As exemplified by Veenstra, coal and power-plant workers also have valuable skill sets, and Scott said efforts are focused on bringing in industries offering jobs those skills can easily be transferred to, or for which such workers can be fairly easily retrained.
Some such efforts are focused on the future of the power plant site itself once coal-fired power generation ends there. Discussions on that possible future have included community representatives, Tri-State and others.
One idea that has been suggested is producing nuclear power there. Tri-State spokesman Mark Stutz said Tri-State has met with officials at Associated Governments of Northwest Colorado to discuss that idea, but those have been largely informational meetings to date.
“It is our belief that the Craig plant site provides significant opportunities for future use after 2030, perhaps as a hydrogen hub facility, with its existing transmission network, access to available land and water, and a strong and capable workforce,” he said.
Hydrogen can be produced from sources such as natural gas, or by extracting it from water.

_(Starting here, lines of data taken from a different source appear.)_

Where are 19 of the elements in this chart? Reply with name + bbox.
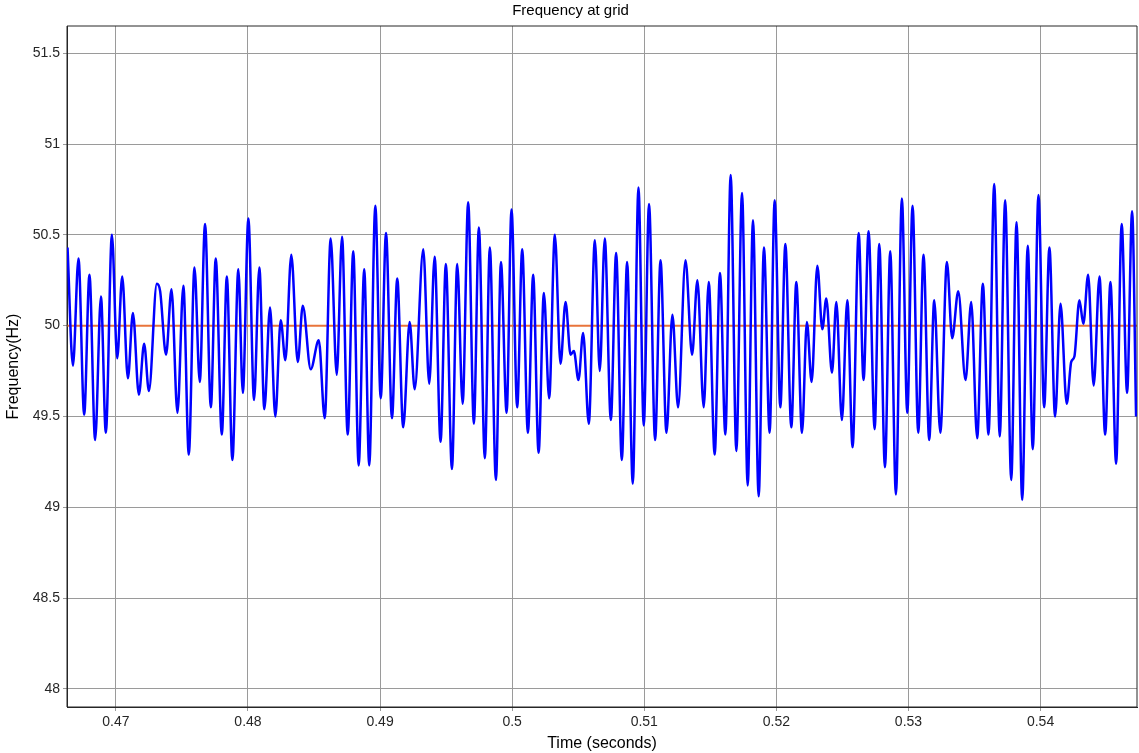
x-tick-label: 0.49: [366, 713, 394, 730]
x-tick-label: 0.52: [762, 713, 791, 730]
y-tick-label: 50.5: [32, 225, 61, 242]
y-axis-title: Frequency(Hz): [4, 313, 22, 420]
x-tick-label: 0.54: [1026, 713, 1055, 730]
chart-title: Frequency at grid: [512, 1, 629, 19]
x-tick-label: 0.48: [234, 713, 262, 730]
x-tick-label: 0.51: [630, 713, 659, 730]
x-tick-label: 0.53: [894, 713, 923, 730]
y-tick-label: 49: [44, 498, 61, 515]
y-tick-label: 49.5: [32, 407, 61, 424]
y-tick-label: 48.5: [32, 588, 61, 605]
y-tick-label: 48: [44, 679, 61, 696]
x-tick-label: 0.5: [502, 713, 523, 730]
x-axis-title: Time (seconds): [547, 733, 657, 751]
y-tick-label: 51.5: [32, 44, 61, 61]
x-tick-label: 0.47: [102, 713, 130, 730]
y-tick-label: 50: [44, 316, 61, 333]
y-tick-label: 51: [44, 134, 61, 151]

One thing neither Scott nor Holloway is hearing discussion about is using the site as a molten salt power storage facility. That’s something under consideration by Xcel Energy in Routt County for the coal-fired power plant now operating in Hayden. The salt can be heated up and store that heat, which can be used to generate steam that produces power via a turbine. Scott and Holloway said their understanding is that a molten-salt project might not be an option for the Craig site. Stutz said all options for the future of the site “remain on the table and up for consideration.”

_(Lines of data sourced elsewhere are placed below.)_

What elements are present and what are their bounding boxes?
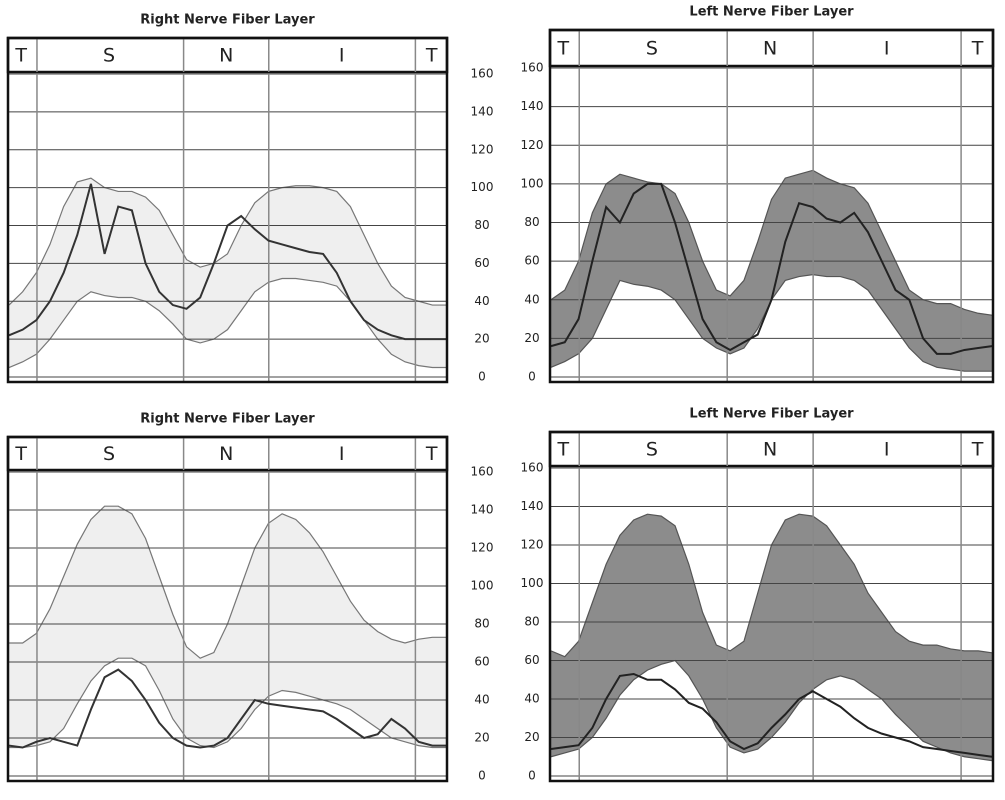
y-tick-label: 120	[521, 138, 544, 152]
measured-line	[550, 182, 993, 355]
y-tick-label: 140	[471, 503, 494, 517]
y-tick-label: 140	[471, 104, 494, 118]
sector-label: S	[103, 443, 115, 465]
sector-label: N	[219, 443, 233, 465]
chart-title: Right Nerve Fiber Layer	[140, 412, 315, 427]
y-tick-label: 40	[474, 693, 489, 707]
plot-frame	[548, 430, 995, 783]
y-tick-label: 140	[521, 99, 544, 113]
y-tick-label: 60	[524, 254, 539, 268]
y-tick-label: 160	[471, 465, 494, 479]
sector-label: T	[14, 443, 27, 465]
y-tick-label: 160	[471, 67, 494, 81]
y-tick-label: 80	[474, 617, 489, 631]
sector-label: T	[556, 439, 569, 461]
sector-label: T	[425, 45, 438, 67]
y-tick-label: 80	[474, 218, 489, 232]
measured-line	[8, 668, 446, 749]
sector-label: N	[219, 45, 233, 67]
sector-label: I	[339, 45, 345, 67]
y-tick-label: 80	[524, 215, 539, 229]
y-tick-label: 40	[474, 294, 489, 308]
chart-title: Left Nerve Fiber Layer	[689, 5, 854, 20]
y-tick-label: 100	[521, 576, 544, 590]
y-tick-label: 40	[524, 292, 539, 306]
y-tick-label: 60	[524, 653, 539, 667]
y-tick-label: 120	[521, 538, 544, 552]
y-tick-label: 20	[524, 730, 539, 744]
sector-label: N	[763, 439, 777, 461]
plot-frame	[6, 435, 449, 783]
sector-label: I	[339, 443, 345, 465]
y-tick-label: 0	[528, 370, 536, 384]
sector-label: T	[971, 439, 984, 461]
y-tick-label: 100	[521, 176, 544, 190]
sector-label: I	[884, 439, 890, 461]
y-tick-label: 160	[521, 461, 544, 475]
y-tick-label: 140	[521, 499, 544, 513]
measured-line	[8, 183, 446, 341]
y-tick-label: 100	[471, 180, 494, 194]
sector-label: S	[103, 45, 115, 67]
y-tick-label: 60	[474, 256, 489, 270]
y-tick-label: 60	[474, 655, 489, 669]
sector-label: I	[884, 38, 890, 60]
y-tick-label: 0	[528, 769, 536, 783]
sector-label: N	[763, 38, 777, 60]
band-edge	[8, 177, 446, 306]
normal-band	[551, 170, 992, 372]
y-tick-label: 80	[524, 615, 539, 629]
sector-label: T	[425, 443, 438, 465]
sector-label: T	[971, 38, 984, 60]
y-tick-label: 0	[478, 370, 486, 384]
y-tick-label: 160	[521, 61, 544, 75]
band-edge	[9, 657, 446, 749]
y-tick-label: 0	[478, 769, 486, 783]
plot-frame	[6, 36, 449, 384]
y-tick-label: 20	[474, 731, 489, 745]
measured-line	[550, 672, 993, 758]
normal-band	[551, 514, 992, 761]
sector-label: T	[556, 38, 569, 60]
band-edge	[550, 169, 993, 316]
chart-title: Left Nerve Fiber Layer	[689, 407, 854, 422]
band-edge	[8, 277, 446, 369]
y-tick-label: 100	[471, 579, 494, 593]
y-tick-label: 20	[524, 331, 539, 345]
normal-band	[9, 506, 446, 748]
chart-title: Right Nerve Fiber Layer	[140, 13, 315, 28]
sector-label: T	[14, 45, 27, 67]
y-tick-label: 40	[524, 692, 539, 706]
sector-label: S	[646, 38, 658, 60]
plot-frame	[548, 28, 995, 384]
y-tick-label: 120	[471, 142, 494, 156]
sector-label: S	[646, 439, 658, 461]
y-tick-label: 20	[474, 332, 489, 346]
y-tick-label: 120	[471, 541, 494, 555]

Xcel plans to retire the Hayden plant in 2028 under its clean energy plan for Colorado, approved by the state Public Utilities Commission last year. It has floated ideas for the site including not just molten-salt power storage but biomass power, produced in part by burning beetle-killed trees harvested from area forests.

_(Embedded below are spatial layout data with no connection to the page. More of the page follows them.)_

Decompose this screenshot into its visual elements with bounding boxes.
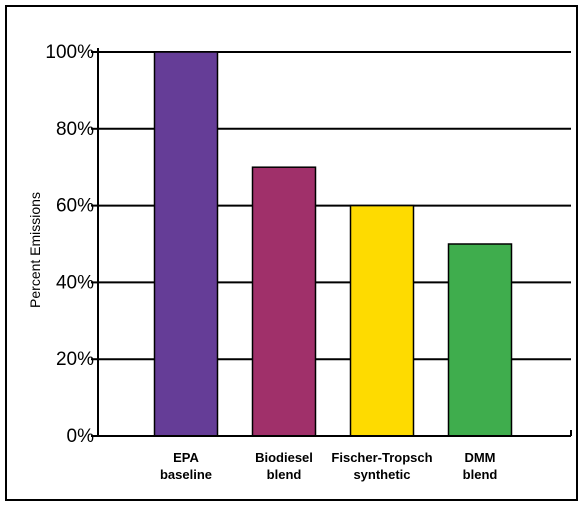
category-label-line: DMM: [464, 450, 495, 465]
y-axis-label: Percent Emissions: [27, 192, 43, 308]
y-tick-label: 100%: [45, 42, 94, 63]
bar: [349, 204, 415, 437]
axes: [91, 48, 572, 437]
bar: [447, 243, 513, 437]
category-label-line: EPA: [173, 450, 199, 465]
y-tick-label: 80%: [56, 119, 94, 140]
category-label-line: blend: [463, 467, 498, 482]
category-label: DMM blend: [463, 450, 498, 482]
category-label: Biodiesel blend: [255, 450, 313, 482]
category-label: EPA baseline: [160, 450, 212, 482]
y-tick-label: 40%: [56, 272, 94, 293]
category-label-line: blend: [267, 467, 302, 482]
category-label: Fischer-Tropsch synthetic: [331, 450, 432, 482]
category-labels: EPA baseline Biodiesel blend Fischer-Tropsch…: [160, 450, 497, 482]
category-label-line: baseline: [160, 467, 212, 482]
y-tick-label: 60%: [56, 196, 94, 217]
bars: [153, 51, 513, 437]
y-tick-label: 0%: [67, 426, 95, 447]
y-tick-label: 20%: [56, 349, 94, 370]
category-label-line: synthetic: [353, 467, 410, 482]
bar: [153, 51, 219, 437]
y-tick-labels: 0% 20% 40% 60% 80% 100%: [45, 42, 94, 447]
category-label-line: Fischer-Tropsch: [331, 450, 432, 465]
category-label-line: Biodiesel: [255, 450, 313, 465]
bar: [251, 166, 317, 437]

Xcel spokeswoman Michelle Aguayo said Xcel expects to have bids on potential projects by early March and then present a plan to the PUC.
’Back In Craig, Veenstra is embracing the change coming to Craig.
“I don’t really believe in the coal industry, fossil fuels, so I was really just kind of wanting to get out of the whole thing,” he said.
He feels confident about Craig’s future, noting that it has had a strong housing market since Tri-State’s announced plans for the power plant and mine, with houses for a while selling within days of being put on the market.
“People want to move here who aren’t associated with the coal industry,” Veenstra said.
Still, the region’s transition will produce palpable pain. Holloway said what the Craig area is going through “is personal for our whole community.”
Everyone knows people who work at the mine and plant, she said. She said her brother works at the plant now as a contractor.
“My stepfather was a coal miner and it gave us a really great lifestyle,” she said.
“Growing up here, it was almost like the coal miners were astronauts, the level of respect (they received), because our community really grasps the concept that we are providing electricity for other people that’s making their lives better, and it was an honor to do that.”
She said she also understands the big picture, and the scientific data saying that something has to be done about the burning of coal for the sake of the environment. But she recognizes at the same time the need to do everything possible to address impacts to local families from the transition.
While there long has been a level of respect and community pride attached to coal-related jobs in the area, Holloway said, “we have to create a new identity.”
Scott thinks the community has come together and come up with good plans for the future.
“We work well as partners. We understand that it’s going to take the entire community to ensure that this transition is successful,” she said.